Grief

GRIEF

"A great soul serves everyone all the time. A great soul never dies. It brings us together again and again."- Maya Angelou

I have always seen myself writing about things that are motivating or uplifting. I never thought of writing about "grief/mourning". But year 2020 is different. I feel as a human race we have lost so many lives, so sudden and in a tragic way that we are all trying to hang on to something and not to sink in the sadness. At a personal and professional level I have experienced so much grief that until I write about it, I am not able to move on to write any other topic. You may have noticed that I haven’t written since 6/2020.

So this is my own selfish reason to write about "grief".

What is normal grief?

There are 6 stages of normal grief.
-Denial
-Anger
-Bargain
-Depression
-Acceptance 


In a “normal” life when someone dies of an old age, people go through those stages and at some point accept it, go through rituals to heal and can go with their life. Again it depends on several factor how long it takes for people to grieve.
When someone dies tragically and at a young age, it takes time to heal for the survivors or sometimes it never gives them a closure they need to move on with their life. In those situations, people suffer from depression or sometimes post traumatic stress disorder.


 Is grief about only loosing your loved ones or you can grieve for someone you never met?

We have witnessed loss of several human lives this year who were either celebrities, sports personnel or a total stranger. But some how it feels like the whole world has been grieving. Is it the year of pandemic that we are so sensitive and emotional about every negative thing in life or our life is so stagnated that nothing is helping us to move on with those loss? Is it the media?

 I don't know what it is but it is different.

This year, it feels like never ending of loss of lives as one bad news after another one and feels like it never gives you even a break to grieve and come back to so called "norm". It says time can heal any wound but what we are going through this year, I am not sure if the time is helping. At the same time, death due to COVID is very hard to cope, when one day you see your loved one going to the hospital alone and chances are he/she will never come out. At the same time, the person who is dying, will have no one at the bedside to give comfort. After death, people don’t get the body for rituals. It is like someone is wiped off the board in a second and you have to accept the reality of that person doesn’t exist in your life.
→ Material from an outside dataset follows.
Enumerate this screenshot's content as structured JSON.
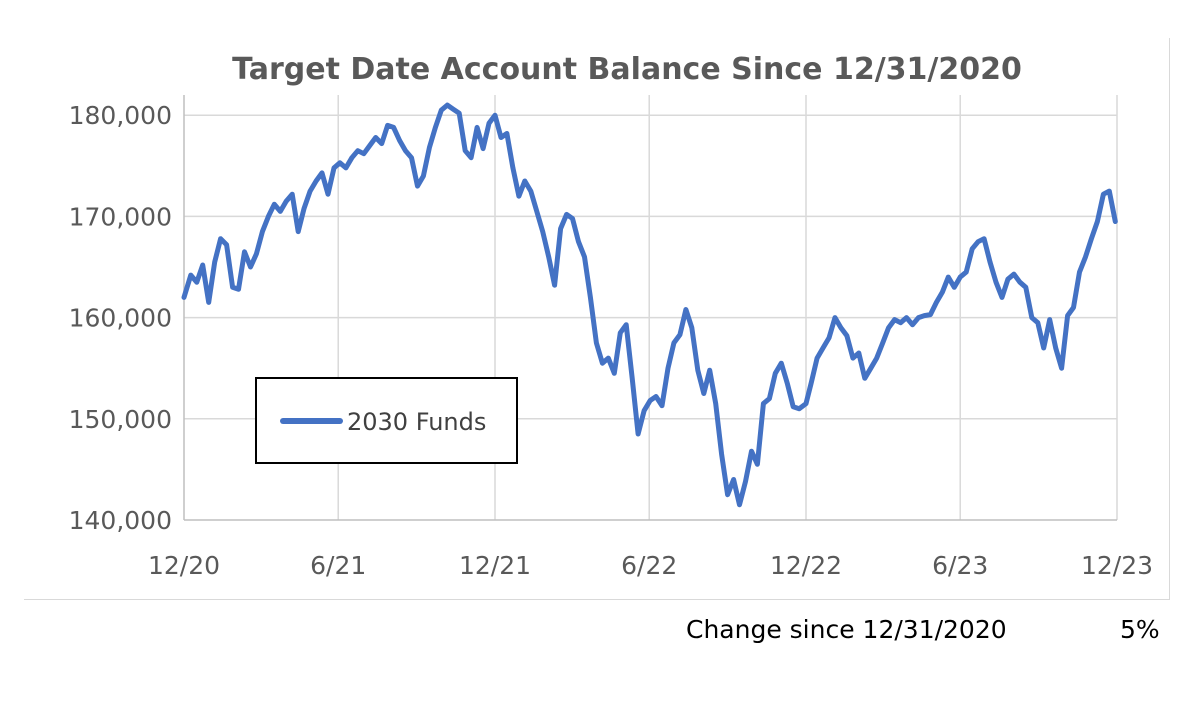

Why are we grieving as a group?

  • Technology has made us closer to each other but it also has disadvantage of getting closer to each other's negative emotions.
  •  If someone died thousand miles away from you and if you were never have to know much what happened to that person or not having to get exposed to news about that person, It would be easy to move on. Now every day you see some kind of news related to accidental death, seeing bodies of people dying from Corona or getting killed violently on the street or dying young due to unnatural reasons. Unfortunately, technology has allowed us to witness it happening live and that can be very traumatic to go through again and again. Media is also not helping by keep bringing same images, news about it. I do believe people may be having chronic post traumatic stress disorder like symptoms due to constant exposure to those negative news, images. In general this is the worst year for mental health in our time.  We all are feeling like a close family even if you don't know that person well in real life. 
  • I also believe that laughing is contagious and same way sadness/ grieving is contagious and you can't stay way from it. Especially when you don't find a closure for the person's death. It will keep that wound open and may take a long time to heal. 
  • COVID pandemic has lost thousands of lives and no hope yet to protect ourselves. People who are loosing their loved once have no opportunity to see them last time or give them comfort. There is no closure on death. Someone who has gone to the hospital and you may not see them again and that feeling of sudden loss can create emotional turmoil. Some people can't even do rituals after death due to corona so there is no religious or spiritual healing. People can't go to their religious places to even pray and sometimes that is the only way they can comfort themselves.

  • I also wonder about those souls who have lost their lives this year, are they going to be at peace? when they don't have their loved one at their bedside to comfort them? How hard it can be to die alone despite having all medical facilities around you but no one can even hold your hand? 
  • There is no alone time to mourn as the news channels/social media won't let you forget. There is no in person comfort from the family due to the social isolation.
  • Are there any new channels with positive, hopeful news about life?

  • Why people are so bitter? Everywhere you see people bringing negativity towards each other, not showing respect for the people who are gone.

How can we grieve in current time?

  • Turn of the TV/social media/ YouTube channels wherever you see negative news.
  • Surround yourself with positive memories of the loved ones or the people who are gone.
  • Focus on positive things happening around you.
  • Nature can help to heal.
  • Be hopeful.
  • Focus on spiritual/religious belief.
  • Read good books.


In Loving memory of SSR (Sushant Singh Rajput) 💓


                                                 Picture of the week 





                                                 Quotes of the week

" Remember me with smiles and laughter, for that is how I will remember you all. If you can only remember me with tears, then don't remember me at all."
Laura Ingles Wilder

"There are no goodbyes for us. Wherever you are, you will always be in my heart."